〜大極殿狂人〜
棚田嘉十郎は、皇居の堀端に立ち平城宮跡保存の請願書が承認される事を願い手を合わせた。立派な皇居を眼にすると、昔の皇居が荒れたままに放棄されていいはずはない。議員に心があれば、平城京七朝の皇居を保存しなければならない事に気がつくはずと、請願書が帝国議会にて承認されることを期待しているのである。
その翌朝、悲愴な表情で議員と中立ち役の今武次郎が旅館に訪ねて来た。「請願は却下」されました。「なぜ・・・・?」嘉十郎は思わず問い返した。日露戦争で保留されたものから予算が優先され、新規のものは後日に延ばされたというのである。今回にすべてを賭け、奈良の期待を一身に背負ってきただけに、みんなに会わせる顔がないとの思いで心が苦しく、悲しくてたまらなかった。
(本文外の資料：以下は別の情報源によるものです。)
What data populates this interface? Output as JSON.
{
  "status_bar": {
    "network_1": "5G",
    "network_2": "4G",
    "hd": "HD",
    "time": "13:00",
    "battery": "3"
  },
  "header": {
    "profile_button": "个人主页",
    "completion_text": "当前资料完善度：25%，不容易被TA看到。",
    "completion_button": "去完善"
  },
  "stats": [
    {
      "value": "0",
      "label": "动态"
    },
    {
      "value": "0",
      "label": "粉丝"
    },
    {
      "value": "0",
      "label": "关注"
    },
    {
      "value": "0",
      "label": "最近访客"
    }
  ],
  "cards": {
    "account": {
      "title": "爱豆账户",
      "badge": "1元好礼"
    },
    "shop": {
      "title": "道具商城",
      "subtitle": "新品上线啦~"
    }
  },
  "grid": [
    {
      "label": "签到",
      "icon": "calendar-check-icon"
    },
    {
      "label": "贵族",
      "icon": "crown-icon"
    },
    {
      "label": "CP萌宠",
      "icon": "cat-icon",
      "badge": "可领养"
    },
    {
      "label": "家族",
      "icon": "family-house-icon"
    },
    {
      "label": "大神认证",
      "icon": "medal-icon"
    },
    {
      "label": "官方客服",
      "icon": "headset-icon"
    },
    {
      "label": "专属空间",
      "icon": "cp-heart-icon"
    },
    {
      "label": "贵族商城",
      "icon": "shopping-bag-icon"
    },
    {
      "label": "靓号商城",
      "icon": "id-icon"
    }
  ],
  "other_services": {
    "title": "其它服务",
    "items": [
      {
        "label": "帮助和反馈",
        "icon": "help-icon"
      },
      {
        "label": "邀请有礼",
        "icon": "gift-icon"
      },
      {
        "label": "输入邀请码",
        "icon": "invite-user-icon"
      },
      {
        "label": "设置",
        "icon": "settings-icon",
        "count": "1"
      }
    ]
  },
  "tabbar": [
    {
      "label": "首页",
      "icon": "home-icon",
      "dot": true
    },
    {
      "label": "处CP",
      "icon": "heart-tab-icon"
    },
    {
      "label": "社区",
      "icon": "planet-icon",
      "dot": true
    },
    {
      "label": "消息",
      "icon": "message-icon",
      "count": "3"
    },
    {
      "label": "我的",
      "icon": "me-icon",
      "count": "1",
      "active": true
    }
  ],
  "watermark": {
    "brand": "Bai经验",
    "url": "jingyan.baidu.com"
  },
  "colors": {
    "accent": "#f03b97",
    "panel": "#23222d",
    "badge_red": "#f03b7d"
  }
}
「えっ!・・・」宿泊費の請求書を見て、嘉十郎は息を飲んだ。かろうじて支払う金はあったが、残った金では奈良へ帰る汽車賃が足らないのだ。誰かにお金を借りるべきか、だが、これっきり上京の機会は無くなるのかもしれないと考えると、又、うらぶられて笑いものになるような気がして、自虐からか、嘉十郎の足は自然に奈良へと歩き始めたのだ。
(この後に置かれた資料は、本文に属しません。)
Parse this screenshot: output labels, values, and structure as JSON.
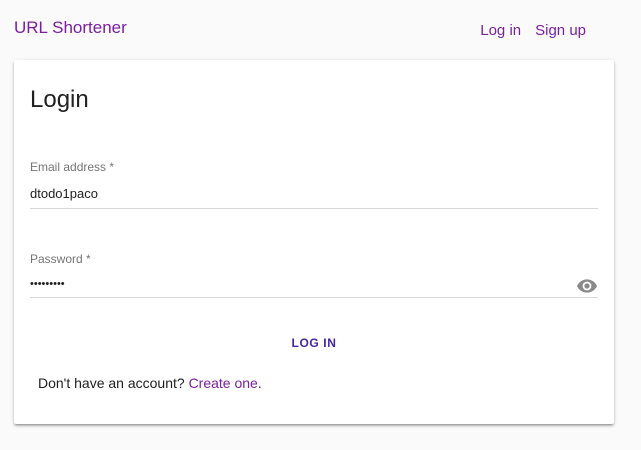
{
  "app": {
    "brand": "URL Shortener"
  },
  "nav": {
    "login_label": "Log in",
    "signup_label": "Sign up"
  },
  "login_card": {
    "title": "Login",
    "email": {
      "label": "Email address *",
      "value": "dtodo1paco"
    },
    "password": {
      "label": "Password *",
      "value": "•••••••••",
      "toggle_icon": "eye-icon"
    },
    "submit_label": "LOG IN",
    "signup_prompt": "Don't have an account?",
    "signup_link": "Create one",
    "signup_suffix": "."
  },
  "colors": {
    "accent": "#7b1fa2",
    "button_text": "#4527a0",
    "background": "#fafafa",
    "card": "#ffffff"
  }
}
東京からどれほど歩いたか分からないまま夜を迎えると、不意に冷たい雨が降りはじめてきた。傘もないまま夜は深まり、空腹とあいまって寒さが募っていく。嘉十郎は米屋を見つけると、空俵を分けてもらい、それを頭から被ると、いくらか寒さはしのげた。富士山が高く美しく見える間は、奈良は、まだまだ遠く箱根連山が行く手を遮ると、歩く気力を失った。駅舎を見つけると、汽車賃の足りないことを忘れて思わず汽車に乗ってしまった。
やがて木津川を見ると奈良に帰って来たという安堵感なのか、嘉十郎は深く眠り続けたのだ。「しっかりしろ!」人の励ます声が耳にこびりついた。奈良に着いて改札口で倒れていたとのことだが、嘉十郎はなんの記憶も残っていなかった。
一年が過ぎた。来年があるといっていた平城宮跡保存会も、わずか1年で自然流会のような形で消滅してしまったのである。それどころか、請願が却下されて以来、嘉十郎に好意を抱かなかったものたちの反感が露骨になり「大極殿狂人」呼ばわりは日常茶飯事になった。